Des records et des morts
La vague de Teahupoo est une des plus impressionnantes et des plus particulières du monde. Les coraux sont vivants et coupants. Avant d’échouer sur le récif, aucun obstacle ne la perturbe, d’autant plus que les puissantes houles du Pacifique Sud arrivent avec toute leur force. C’est un tube parfait, l’eau y est cristalline et la puissance de la vague unique au monde. Pendant l’été 2000, Laird Hamilton eut, par exemple, la chance de surfer un colosse de plus de 15 mètres. Cette “Vague du Millénaire”, comme on la surnomme, formait un tube de la dimension d’un hangar.
Pour trouver les plus grosses vagues, qui dépassent les 10 mètres, il faut attendre l’hiver austral, soit de mai à septembre. Seuls les plus professionnels parviennent à glisser sur les plus grosses vagues de Teahupoo. Un surfeur passionné explique :
“Au-delà d’une hauteur de 5 mètres, il n’est plus humainement possible de ramer pour prendre une vague. Alors on passe au tow-in, c’est-à-dire le tractage par un jet ski, qui lance le surfeur dans la vague. Sur les plus grosses vagues, les surfeurs s’élancent à environ 45-50 km/h, mais ce n’est pas la vitesse la difficulté. Le plus compliqué, c’est de réussir le ‘drop’ (le moment où l’on se relève sur la planche) ou le ‘take-off’ (départ d’un ride). Le départ est extrêmement raide et devient vertical en quelques fractions de seconde. Il faut se mettre debout rapidement et négocier son tube parfaitement.”
Avant de s’attaquer à ce type de vagues (rappelons qu’une vague de 15 mètres correspond à une hauteur d’un immeuble de 6 étages), les surfeurs suivent souvent un entraînement intensif, aussi bien mental que physique, comprenant, en plus d’une préparation classique, de l’apnée, de la méditation et du yoga – car il est important de ne pas paniquer sous l’eau en cas de chute, en effet, le fait de paniquer consomme beaucoup d’oxygène.
De par la proximité de la barrière de corail, qui se situe à quelques dizaines de centimètres de la surface de l’eau, Teahupoo fait partie des spots de surf les plus dangereux du monde, à l’instar de Pipeline, à Hawaï, ou de Mavericks, en Californie, où rôdent des requins blancs.

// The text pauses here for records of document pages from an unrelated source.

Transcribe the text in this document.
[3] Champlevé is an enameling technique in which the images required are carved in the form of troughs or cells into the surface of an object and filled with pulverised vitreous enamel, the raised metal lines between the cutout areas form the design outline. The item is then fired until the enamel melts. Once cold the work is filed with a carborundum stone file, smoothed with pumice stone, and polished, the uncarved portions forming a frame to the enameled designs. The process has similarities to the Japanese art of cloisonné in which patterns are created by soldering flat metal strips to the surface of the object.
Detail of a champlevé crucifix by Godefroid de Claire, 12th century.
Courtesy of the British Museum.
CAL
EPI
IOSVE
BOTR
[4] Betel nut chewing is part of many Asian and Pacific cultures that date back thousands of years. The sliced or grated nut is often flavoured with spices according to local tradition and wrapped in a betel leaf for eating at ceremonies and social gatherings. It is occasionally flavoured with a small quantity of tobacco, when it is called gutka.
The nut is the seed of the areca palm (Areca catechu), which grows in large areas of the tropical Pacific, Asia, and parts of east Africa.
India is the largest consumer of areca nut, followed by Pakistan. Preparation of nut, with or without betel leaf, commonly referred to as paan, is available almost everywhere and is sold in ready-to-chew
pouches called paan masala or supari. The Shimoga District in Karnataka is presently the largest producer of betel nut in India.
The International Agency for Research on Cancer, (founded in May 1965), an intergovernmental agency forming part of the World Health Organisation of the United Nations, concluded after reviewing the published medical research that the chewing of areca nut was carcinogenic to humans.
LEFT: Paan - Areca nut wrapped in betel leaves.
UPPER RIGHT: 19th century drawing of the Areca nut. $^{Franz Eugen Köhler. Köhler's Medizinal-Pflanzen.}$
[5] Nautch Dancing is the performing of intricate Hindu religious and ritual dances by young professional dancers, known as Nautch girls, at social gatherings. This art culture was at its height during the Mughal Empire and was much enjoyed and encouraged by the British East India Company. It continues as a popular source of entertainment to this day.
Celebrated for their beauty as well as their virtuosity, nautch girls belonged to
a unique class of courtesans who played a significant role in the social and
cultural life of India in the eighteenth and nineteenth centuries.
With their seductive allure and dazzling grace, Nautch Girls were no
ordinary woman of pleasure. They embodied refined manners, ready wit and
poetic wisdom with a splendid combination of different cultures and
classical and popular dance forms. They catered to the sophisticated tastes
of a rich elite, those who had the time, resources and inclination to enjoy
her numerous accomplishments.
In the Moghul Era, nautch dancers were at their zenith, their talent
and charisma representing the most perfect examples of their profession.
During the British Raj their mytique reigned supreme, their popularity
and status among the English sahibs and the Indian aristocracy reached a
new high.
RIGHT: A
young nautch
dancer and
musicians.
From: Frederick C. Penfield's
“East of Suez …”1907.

À Teahupoo, la surfeuse Keala Kennelly a été grièvement blessée au visage lors de l’une de ses sessions, en 2011. Au total, depuis 2000, plus de cinq surfeurs y ont trouvé la mort, notamment par noyade. Sur place, les surfeurs expérimentés et bénévoles de Tahitian Water Patrol, surnommés “les anges gardiens de Teahupoo”, assurent la sécurité en jet ski, en secourant les surfeurs qui tombent. Une présence cruciale quand on sait que l’hôpital le plus proche (celui de Papeete) se trouve à plus d’une heure de route en voiture.
Filmer la vague
Photographe spécialisé dans les clichés de surf, Sébastien Zanella fait partie de ceux qui ont choisi de poser leurs valises à Tahiti, le temps d’un shooting. Il a fait de Teahupoo le décor de son court-métrage Sable noir. Fruit de la collaboration entre Billabong et Desillusion Magazine, dont Sébastien est le fondateur, ce majestueux film en noir et blanc dévoile les takeoffs de Jack Freestone sur la fameuse vague tahitienne.